Sull’alleanza col Pd “la mia linea è stata molto chiara. Non ho mai parlato di alleanza organica o strutturata col Pd. Nessun iscritto al M5S aspira a lasciarsi fagocitare, ma la denuncia di questo rischio non può costituire di per sé un programma politico”. “Gli iscritti sono chiamati a decidere e hanno la possibilità di cambiare tante cose. Anche i quesiti sul garante (Grillo, ndr) sono stati decisi dalla base. Io non ho mai inteso alimentare questo scontro. Sono sinceramente dispiaciuto che in questi mesi abbia attaccato il Movimento. Se dovesse venire, potrà partecipare liberamente all’assemblea. Forse la sensazione di isolamento l’avverte chi pontifica dal divano vagheggiando un illusorio ritorno alle origini mentre ha rinunciato da tempo a votare e portare avanti il progetto del Movimento. L’ultimo giapponese rischia di essere lui, ponendosi in contrasto con la comunità”.

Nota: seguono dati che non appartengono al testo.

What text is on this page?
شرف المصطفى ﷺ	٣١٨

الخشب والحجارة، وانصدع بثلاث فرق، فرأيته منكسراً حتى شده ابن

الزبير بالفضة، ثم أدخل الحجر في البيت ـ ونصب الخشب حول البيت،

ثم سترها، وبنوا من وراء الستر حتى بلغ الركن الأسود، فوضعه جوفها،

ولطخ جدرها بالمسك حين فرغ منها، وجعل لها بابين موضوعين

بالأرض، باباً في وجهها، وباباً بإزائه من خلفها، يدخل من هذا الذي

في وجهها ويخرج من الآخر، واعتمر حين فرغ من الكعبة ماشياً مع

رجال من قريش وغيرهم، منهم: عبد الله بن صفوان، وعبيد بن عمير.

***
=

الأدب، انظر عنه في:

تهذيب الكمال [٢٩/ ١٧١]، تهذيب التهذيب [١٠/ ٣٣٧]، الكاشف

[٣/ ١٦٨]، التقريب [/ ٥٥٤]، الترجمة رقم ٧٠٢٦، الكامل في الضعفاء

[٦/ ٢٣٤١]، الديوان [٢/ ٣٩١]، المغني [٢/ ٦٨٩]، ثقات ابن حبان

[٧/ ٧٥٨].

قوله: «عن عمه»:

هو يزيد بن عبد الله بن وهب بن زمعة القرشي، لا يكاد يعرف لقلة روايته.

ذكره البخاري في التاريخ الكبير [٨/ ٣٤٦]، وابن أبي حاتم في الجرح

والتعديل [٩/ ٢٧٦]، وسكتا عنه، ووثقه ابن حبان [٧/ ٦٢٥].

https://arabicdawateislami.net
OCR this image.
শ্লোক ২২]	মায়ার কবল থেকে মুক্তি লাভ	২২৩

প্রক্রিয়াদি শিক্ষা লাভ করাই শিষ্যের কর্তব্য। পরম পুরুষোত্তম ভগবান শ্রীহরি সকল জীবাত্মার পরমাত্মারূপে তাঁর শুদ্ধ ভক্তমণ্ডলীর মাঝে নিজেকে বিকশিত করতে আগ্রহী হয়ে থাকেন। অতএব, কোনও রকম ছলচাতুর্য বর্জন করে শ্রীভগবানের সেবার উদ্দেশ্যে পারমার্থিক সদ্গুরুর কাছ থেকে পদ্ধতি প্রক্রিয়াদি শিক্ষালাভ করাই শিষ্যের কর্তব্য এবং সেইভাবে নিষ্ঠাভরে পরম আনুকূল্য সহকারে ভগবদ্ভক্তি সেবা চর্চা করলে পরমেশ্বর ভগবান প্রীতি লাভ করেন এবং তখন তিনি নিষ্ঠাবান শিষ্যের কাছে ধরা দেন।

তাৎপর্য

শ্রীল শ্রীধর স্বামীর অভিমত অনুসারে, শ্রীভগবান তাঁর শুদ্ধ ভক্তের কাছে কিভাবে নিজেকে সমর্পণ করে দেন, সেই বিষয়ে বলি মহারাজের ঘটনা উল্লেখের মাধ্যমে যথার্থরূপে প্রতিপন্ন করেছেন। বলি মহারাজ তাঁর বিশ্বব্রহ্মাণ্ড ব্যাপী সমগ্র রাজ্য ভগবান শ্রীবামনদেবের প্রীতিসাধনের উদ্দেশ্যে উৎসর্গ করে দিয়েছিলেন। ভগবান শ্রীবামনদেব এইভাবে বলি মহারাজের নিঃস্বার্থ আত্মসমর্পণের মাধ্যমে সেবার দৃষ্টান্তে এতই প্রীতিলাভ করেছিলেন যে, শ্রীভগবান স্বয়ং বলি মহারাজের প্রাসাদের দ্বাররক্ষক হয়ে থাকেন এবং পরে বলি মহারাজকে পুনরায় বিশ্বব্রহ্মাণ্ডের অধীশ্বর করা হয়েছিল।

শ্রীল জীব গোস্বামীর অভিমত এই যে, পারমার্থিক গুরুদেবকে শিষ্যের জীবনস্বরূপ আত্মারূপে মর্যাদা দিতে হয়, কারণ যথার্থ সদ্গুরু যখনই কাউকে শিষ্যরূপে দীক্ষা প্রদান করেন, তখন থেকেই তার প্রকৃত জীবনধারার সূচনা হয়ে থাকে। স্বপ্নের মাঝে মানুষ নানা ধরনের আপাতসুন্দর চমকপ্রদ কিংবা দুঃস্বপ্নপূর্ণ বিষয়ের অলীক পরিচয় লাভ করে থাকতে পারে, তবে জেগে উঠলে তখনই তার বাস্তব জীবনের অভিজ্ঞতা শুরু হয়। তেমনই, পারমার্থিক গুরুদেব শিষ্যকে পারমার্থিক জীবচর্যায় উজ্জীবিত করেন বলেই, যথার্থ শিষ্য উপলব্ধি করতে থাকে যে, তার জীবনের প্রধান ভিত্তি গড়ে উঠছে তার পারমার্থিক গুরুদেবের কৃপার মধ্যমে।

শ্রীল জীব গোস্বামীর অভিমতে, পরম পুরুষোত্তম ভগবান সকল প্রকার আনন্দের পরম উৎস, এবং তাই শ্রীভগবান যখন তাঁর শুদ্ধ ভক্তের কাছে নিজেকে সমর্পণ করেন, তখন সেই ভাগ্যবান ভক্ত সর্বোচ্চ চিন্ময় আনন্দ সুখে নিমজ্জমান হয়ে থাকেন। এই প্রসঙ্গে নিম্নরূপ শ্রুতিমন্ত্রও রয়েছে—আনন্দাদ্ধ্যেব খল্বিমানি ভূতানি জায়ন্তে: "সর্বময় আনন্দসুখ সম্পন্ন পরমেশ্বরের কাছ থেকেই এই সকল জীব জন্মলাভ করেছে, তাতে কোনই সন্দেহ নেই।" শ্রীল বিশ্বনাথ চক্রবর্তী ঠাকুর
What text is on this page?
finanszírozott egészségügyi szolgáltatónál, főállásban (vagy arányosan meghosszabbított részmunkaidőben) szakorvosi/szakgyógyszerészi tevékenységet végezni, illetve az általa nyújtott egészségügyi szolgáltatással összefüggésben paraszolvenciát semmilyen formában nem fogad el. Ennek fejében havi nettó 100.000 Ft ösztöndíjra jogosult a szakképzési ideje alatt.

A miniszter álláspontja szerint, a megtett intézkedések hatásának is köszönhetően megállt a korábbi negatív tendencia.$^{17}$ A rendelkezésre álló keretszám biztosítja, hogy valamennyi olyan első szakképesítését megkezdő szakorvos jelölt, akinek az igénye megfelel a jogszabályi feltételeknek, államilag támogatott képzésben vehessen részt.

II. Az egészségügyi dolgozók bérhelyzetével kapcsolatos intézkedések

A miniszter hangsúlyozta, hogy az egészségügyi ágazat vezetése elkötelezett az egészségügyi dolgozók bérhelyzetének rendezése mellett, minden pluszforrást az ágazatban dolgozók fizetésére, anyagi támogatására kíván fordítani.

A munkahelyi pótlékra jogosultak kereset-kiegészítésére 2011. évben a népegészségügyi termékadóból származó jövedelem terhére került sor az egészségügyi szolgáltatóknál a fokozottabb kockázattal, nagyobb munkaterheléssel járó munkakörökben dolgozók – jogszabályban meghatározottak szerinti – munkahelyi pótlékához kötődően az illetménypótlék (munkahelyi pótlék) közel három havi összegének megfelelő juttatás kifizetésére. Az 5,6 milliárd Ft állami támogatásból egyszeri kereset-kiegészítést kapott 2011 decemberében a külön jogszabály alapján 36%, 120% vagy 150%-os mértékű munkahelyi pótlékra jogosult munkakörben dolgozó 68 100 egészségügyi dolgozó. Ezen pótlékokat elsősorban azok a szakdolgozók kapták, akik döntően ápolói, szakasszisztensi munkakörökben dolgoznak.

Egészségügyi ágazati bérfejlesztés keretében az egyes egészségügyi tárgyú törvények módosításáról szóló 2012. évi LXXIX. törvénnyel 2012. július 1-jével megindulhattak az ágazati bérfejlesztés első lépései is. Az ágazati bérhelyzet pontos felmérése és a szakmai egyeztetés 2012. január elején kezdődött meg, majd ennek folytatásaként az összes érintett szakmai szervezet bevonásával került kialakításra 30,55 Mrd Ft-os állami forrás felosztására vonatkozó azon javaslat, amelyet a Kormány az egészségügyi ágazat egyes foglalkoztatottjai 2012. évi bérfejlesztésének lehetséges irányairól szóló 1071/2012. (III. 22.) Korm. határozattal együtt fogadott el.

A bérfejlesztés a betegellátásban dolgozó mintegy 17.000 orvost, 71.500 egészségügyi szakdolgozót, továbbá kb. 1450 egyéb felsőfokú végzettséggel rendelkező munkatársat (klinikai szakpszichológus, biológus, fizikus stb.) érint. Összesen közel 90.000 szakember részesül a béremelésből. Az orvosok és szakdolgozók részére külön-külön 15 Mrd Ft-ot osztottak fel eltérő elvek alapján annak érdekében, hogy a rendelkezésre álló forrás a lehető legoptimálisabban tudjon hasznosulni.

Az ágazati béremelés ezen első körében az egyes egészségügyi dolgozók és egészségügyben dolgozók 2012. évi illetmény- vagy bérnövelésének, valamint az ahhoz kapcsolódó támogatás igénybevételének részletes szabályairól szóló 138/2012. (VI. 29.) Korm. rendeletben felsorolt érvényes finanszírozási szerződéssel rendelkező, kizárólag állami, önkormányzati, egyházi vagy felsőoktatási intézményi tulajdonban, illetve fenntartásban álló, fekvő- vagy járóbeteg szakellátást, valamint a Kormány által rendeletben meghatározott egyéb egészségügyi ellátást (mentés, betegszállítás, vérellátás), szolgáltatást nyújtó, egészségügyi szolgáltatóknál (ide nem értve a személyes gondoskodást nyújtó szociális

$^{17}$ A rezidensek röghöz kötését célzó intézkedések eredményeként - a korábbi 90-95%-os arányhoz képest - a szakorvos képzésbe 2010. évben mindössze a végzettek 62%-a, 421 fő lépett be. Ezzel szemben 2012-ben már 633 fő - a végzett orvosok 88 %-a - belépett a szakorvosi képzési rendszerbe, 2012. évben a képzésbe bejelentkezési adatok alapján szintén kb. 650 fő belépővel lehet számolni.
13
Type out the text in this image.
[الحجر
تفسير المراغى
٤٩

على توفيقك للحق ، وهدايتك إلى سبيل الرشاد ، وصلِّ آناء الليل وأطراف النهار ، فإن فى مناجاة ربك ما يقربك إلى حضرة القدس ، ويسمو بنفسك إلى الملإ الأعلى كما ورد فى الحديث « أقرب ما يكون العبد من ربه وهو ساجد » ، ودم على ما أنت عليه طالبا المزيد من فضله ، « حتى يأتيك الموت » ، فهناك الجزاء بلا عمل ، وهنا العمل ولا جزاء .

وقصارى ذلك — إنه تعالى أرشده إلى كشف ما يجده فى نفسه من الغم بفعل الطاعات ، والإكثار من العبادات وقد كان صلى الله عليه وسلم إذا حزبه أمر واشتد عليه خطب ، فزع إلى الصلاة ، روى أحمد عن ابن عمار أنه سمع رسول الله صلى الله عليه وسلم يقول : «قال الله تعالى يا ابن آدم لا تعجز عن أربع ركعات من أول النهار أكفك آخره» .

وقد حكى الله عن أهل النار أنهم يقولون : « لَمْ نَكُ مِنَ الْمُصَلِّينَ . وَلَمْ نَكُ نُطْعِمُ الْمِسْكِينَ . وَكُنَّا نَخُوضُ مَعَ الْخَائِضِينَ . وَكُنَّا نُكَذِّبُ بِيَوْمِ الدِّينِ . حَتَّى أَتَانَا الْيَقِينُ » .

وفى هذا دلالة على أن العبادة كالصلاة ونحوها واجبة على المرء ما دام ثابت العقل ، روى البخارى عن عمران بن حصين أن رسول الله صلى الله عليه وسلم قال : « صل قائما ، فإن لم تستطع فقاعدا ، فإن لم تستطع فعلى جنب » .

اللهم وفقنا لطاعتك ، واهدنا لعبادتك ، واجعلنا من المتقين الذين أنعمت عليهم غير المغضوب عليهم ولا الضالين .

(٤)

Sui risultati elettorali “in un contesto di forte astensionismo, sicuramente è il voto di opinione sui territori, non collegato a strutture di potere e logiche clientelari, ad essere maggiormente penalizzato. Dobbiamo tornare ad ascoltare i bisogni delle comunità locali. E poi c’è la formazione delle liste: dobbiamo sperimentare nuove modalità di reclutamento, senza cadere nelle logiche clientelari che aborriamo”.